Thursday, August 19, 2021

There Will Be Laughter

Blessed are ye that hunger now: for ye shall be filled. Blessed are ye that weep now: for ye shall laugh.” (Lu 6:21 AV)

 

That’s really good to hear!  We have forgotten how to laugh.  The joy has been surrendered.  Our world is filled with bad news and woe.  This is how the Devil wishes to keep it.   The more discouraged and despondent we are, the better he likes it.  We have wars to worry about.  A disease that is rampant and those who report it only concentrates on the worst-case scenario.  Prices are rising.  Financial collapse is on the horizon.  It seems as though there is little to smile at nowadays.  Hardships are coming on the church.  Real soon.  It will start with health concerns.  God’s people will be held to a standard that makes fellowship nearly impossible.  It will grow with warped enforcement of non-discrimination laws.  Freedom of speech and religion, the very foundation of our entire human government, will be taken away.  There will be much to weep over.  But Jesus promises those who weep will have a day wherein laughter will be the norm.  There is coming an eternity when all hardships are over and joy is the only thing we will feel!
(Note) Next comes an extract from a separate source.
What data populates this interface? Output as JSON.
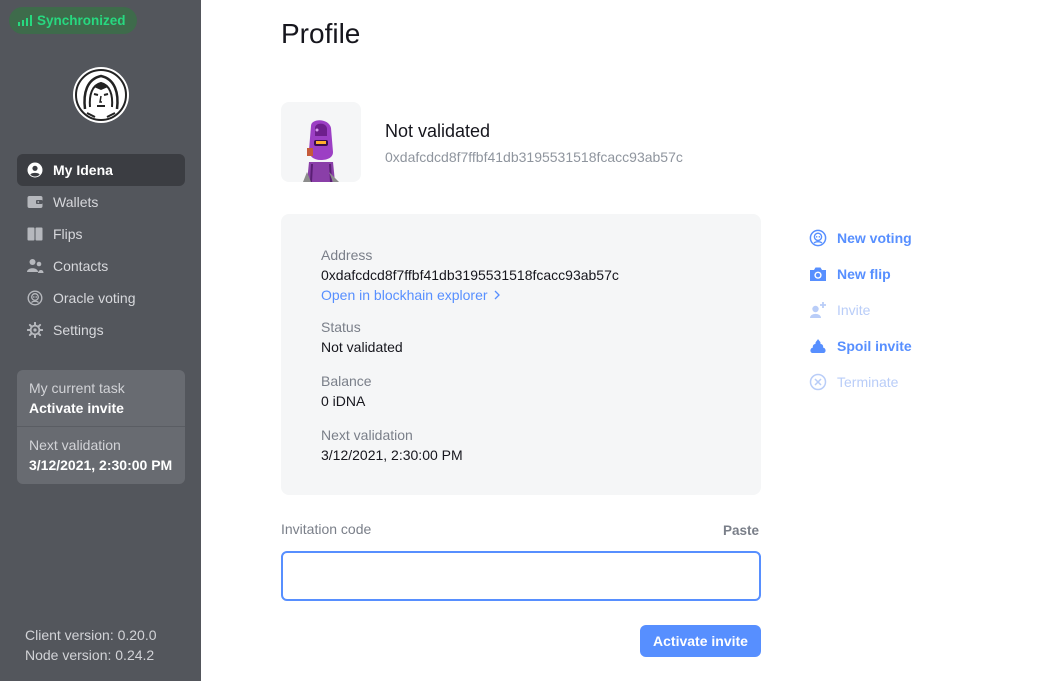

My mother passed away three years ago this past March.  The day she passed, most of her children were in town.  The facility where she lay was very nice.  It was a hospice house with four bedrooms and two large sitting rooms.  As she was living out her last few days, our rather large family had a wonderful visit.  We swapped memories of days gone by.  Some memories are riddled with fond emotions like holidays, weather, or mealtime.  Other stories were those one could not help but laugh when they were shared.  Stories of bare-buttocks brothers going through airport security because the diaper he was wearing was far too heavy to stay above his hips.  Stories of my mother’s escapades or hilarious reactions to life were common.  My mother had a way of processing life that kept life more than tolerable.  She was a diffuser.  She knew how to take an intense situation and diffuse it so we could endure hardship.  Then the day came when we had to say goodbye.  There was a fair amount of weeping.  It was rough.  But a different tone took shape at the meal that followed her interment.  There was laughing again.  This seems to be the norm.  I have had the honor of officiating several funerals.  Each one ends the same.  A communal meal where loved ones share fond memories of the departed.  There is laugher again.  A therapeutic supplied by the Spirit of God to heal a great loss.
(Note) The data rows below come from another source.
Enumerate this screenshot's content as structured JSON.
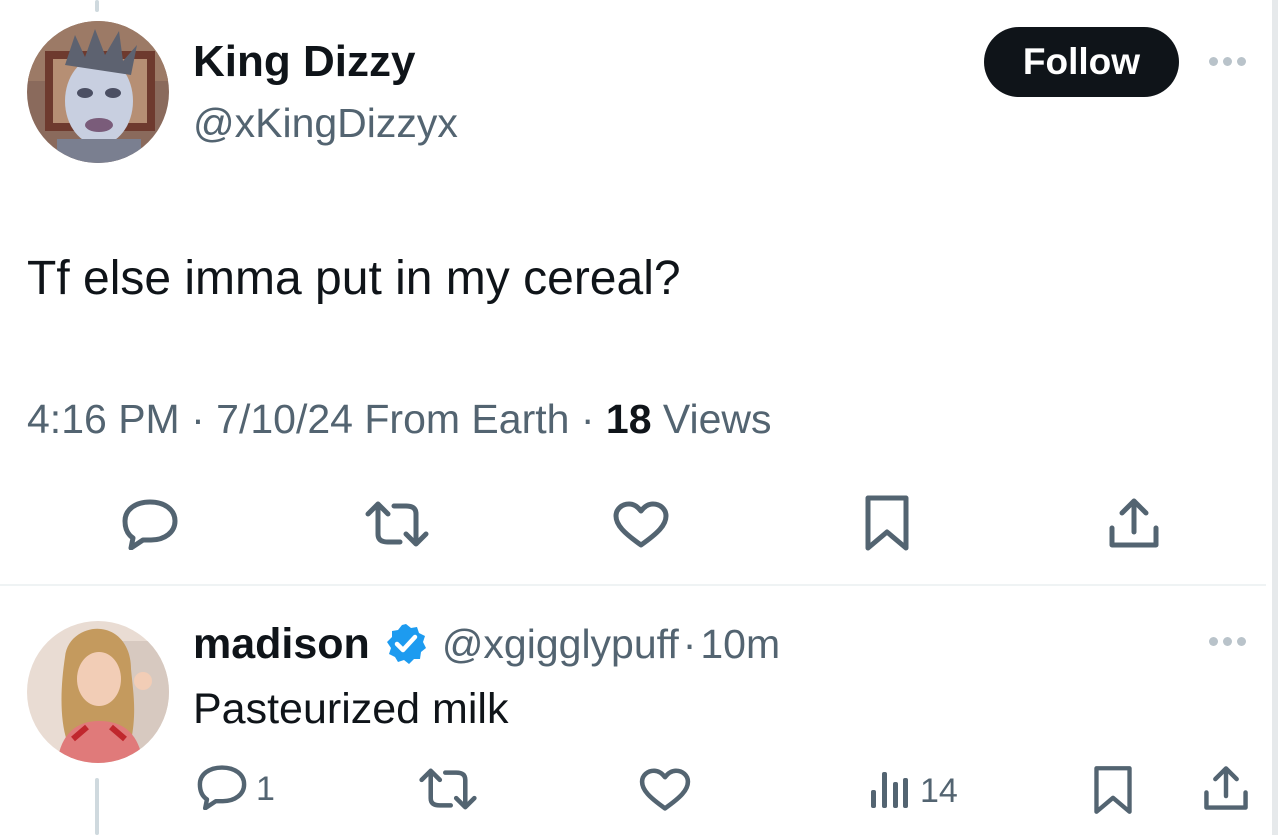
{
  "tweet": {
    "author_name": "King Dizzy",
    "author_handle": "@xKingDizzyx",
    "follow_label": "Follow",
    "text": "Tf else imma put in my cereal?",
    "time": "4:16 PM",
    "date": "7/10/24",
    "source": "From Earth",
    "views_count": "18",
    "views_label": "Views",
    "separator": "·",
    "actions": [
      "reply-icon",
      "retweet-icon",
      "like-icon",
      "bookmark-icon",
      "share-icon"
    ]
  },
  "reply": {
    "author_name": "madison",
    "verified": true,
    "author_handle": "@xgigglypuff",
    "separator": "·",
    "age": "10m",
    "text": "Pasteurized milk",
    "reply_count": "1",
    "views_count": "14"
  },
  "colors": {
    "text_primary": "#0f1419",
    "text_muted": "#536471",
    "follow_bg": "#0f1419",
    "verified_blue": "#1d9bf0",
    "divider": "#eff3f4"
  }
}
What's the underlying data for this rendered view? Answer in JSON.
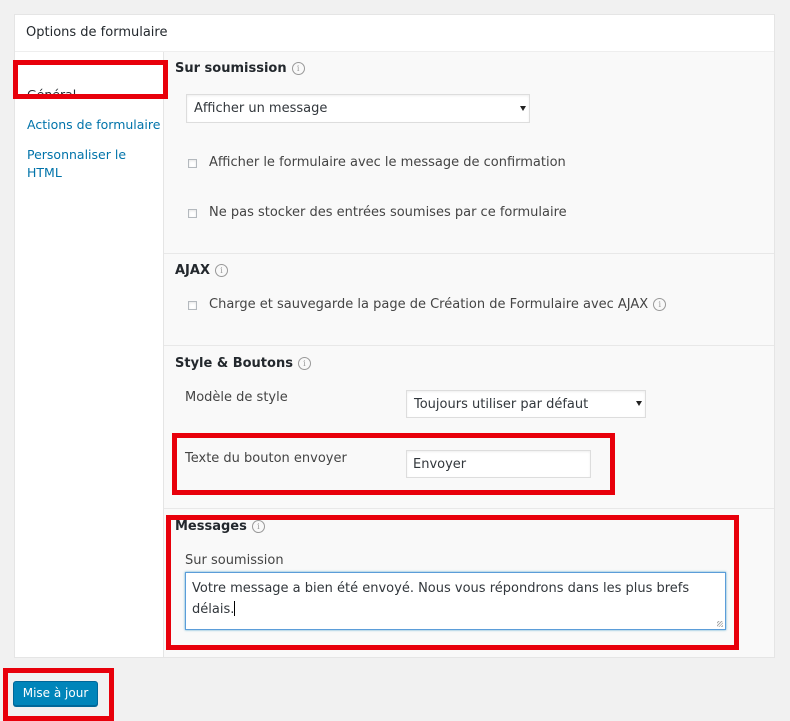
{
  "panel": {
    "title": "Options de formulaire"
  },
  "sidebar": {
    "items": [
      {
        "label": "Général",
        "active": true
      },
      {
        "label": "Actions de formulaire",
        "active": false
      },
      {
        "label": "Personnaliser le HTML",
        "active": false
      }
    ]
  },
  "submission": {
    "heading": "Sur soumission",
    "action_value": "Afficher un message",
    "checkbox_show_form": "Afficher le formulaire avec le message de confirmation",
    "checkbox_no_store": "Ne pas stocker des entrées soumises par ce formulaire"
  },
  "ajax": {
    "heading": "AJAX",
    "checkbox_ajax": "Charge et sauvegarde la page de Création de Formulaire avec AJAX"
  },
  "style": {
    "heading": "Style & Boutons",
    "style_label": "Modèle de style",
    "style_value": "Toujours utiliser par défaut",
    "button_text_label": "Texte du bouton envoyer",
    "button_text_value": "Envoyer"
  },
  "messages": {
    "heading": "Messages",
    "on_submit_label": "Sur soumission",
    "on_submit_value": "Votre message a bien été envoyé. Nous vous répondrons dans les plus brefs délais."
  },
  "footer": {
    "update_button": "Mise à jour"
  },
  "icons": {
    "info": "info-circle-icon",
    "dropdown": "chevron-down-icon"
  },
  "colors": {
    "highlight": "#e8000b",
    "primary": "#0085ba",
    "link": "#0073aa"
  }
}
There are and will be many sorrows that come in this life.  Just ask Job.  These sorrows are temporary.  These sorrows pass with the years.  There is always joy in the morning.  There may be tears in the evening, but joy comes in the morning.  My mother is greatly missed.  Now that my father has also passed, there is a sense of loneliness that is hard to describe.  Not necessarily personal loneliness.  Rather, a sense that a large part of who and what I am has ended.  A definition that does not seem to be so relevant.  One thing I do know, however, is that if those whom I miss so greatly have placed their faith in Jesus Christ as their Savior, we will have an eternity of fellowship with them.  No sad goodbyes.  No tears or heartaches.  Only sweet fellowship with eternal laughter over the blessings which God bestowed.  We may have to weep now.  But it will not always be that way.  There will be eternal laughter over the blessings of God.  Many of which we were unaware of at the time.  Weeping is part of this life.  But it will have no part in the next.